Na sua intervenção de abertura no 50º Congresso da CAP – Confederação dos Agricultores de Portugal, em Lisboa, Marcelo Rebelo de Sousa destacou os esforços persistentes do governo atual em relação aos fundos europeus. Enfatizou o “notável ritmo de desembolsos devido à concretização de marcos e metas significativas”, instando a que esses avanços se traduzam em fundos chegando aos beneficiários finais.
“Isto deve resultar em fundos a chegarem aos beneficiários finais. A reforma do Estado, a reforma administrativa burocrática e a crescente visibilidade de vários obstáculos legais e administrativos estão a atrasar significativamente o processo de disponibilização de fundos aos seus beneficiários finais. Esta questão é dramática, pois estamos a um ano e um mês do prazo normal de utilização dos fundos do PRR,” alertou.
O chefe de Estado reconheceu que, embora “a agricultura seja particularmente vocal nesta área,” este é um desafio coletivo, considerando que “mais de nove mil milhões de euros já foram pagos enquanto há ‘mais do dobro’ do montante disponível dos fundos do Plano de Recuperação e Resiliência.”

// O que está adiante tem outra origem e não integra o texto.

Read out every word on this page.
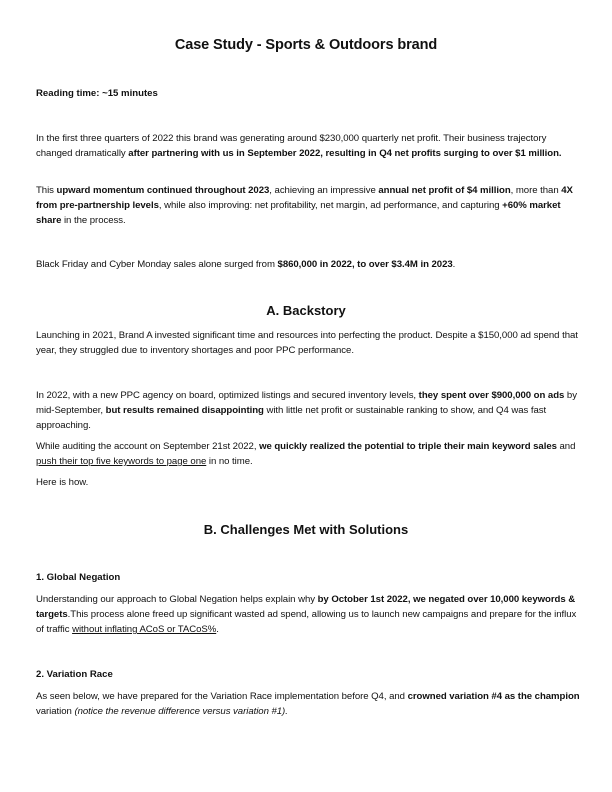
Case Study - Sports & Outdoors brand
Reading time: ~15 minutes
In the first three quarters of 2022 this brand was generating around $230,000 quarterly net profit. Their business trajectory changed dramatically after partnering with us in September 2022, resulting in Q4 net profits surging to over $1 million.
This upward momentum continued throughout 2023, achieving an impressive annual net profit of $4 million, more than 4X from pre-partnership levels, while also improving: net profitability, net margin, ad performance, and capturing +60% market share in the process.
Black Friday and Cyber Monday sales alone surged from $860,000 in 2022, to over $3.4M in 2023.
A. Backstory
Launching in 2021, Brand A invested significant time and resources into perfecting the product. Despite a $150,000 ad spend that year, they struggled due to inventory shortages and poor PPC performance.
In 2022, with a new PPC agency on board, optimized listings and secured inventory levels, they spent over $900,000 on ads by mid-September, but results remained disappointing with little net profit or sustainable ranking to show, and Q4 was fast approaching.
While auditing the account on September 21st 2022, we quickly realized the potential to triple their main keyword sales and push their top five keywords to page one in no time.
Here is how.
B. Challenges Met with Solutions
1. Global Negation
Understanding our approach to Global Negation helps explain why by October 1st 2022, we negated over 10,000 keywords & targets.This process alone freed up significant wasted ad spend, allowing us to launch new campaigns and prepare for the influx of traffic without inflating ACoS or TACoS%.
2. Variation Race
As seen below, we have prepared for the Variation Race implementation before Q4, and crowned variation #4 as the champion variation (notice the revenue difference versus variation #1).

“Não seria dramático se não houvesse necessidade de mudar leis e comportamentos administrativos. As leis devem ser alteradas, os procedimentos administrativos devem ser modificados. Não seria dramático se os anos de 2022, 2023, 2024 e 2025 já não tivessem passado. Quase quatro anos do prazo global considerado já decorreu. Mas esta é uma preocupação do governo,” afirmou.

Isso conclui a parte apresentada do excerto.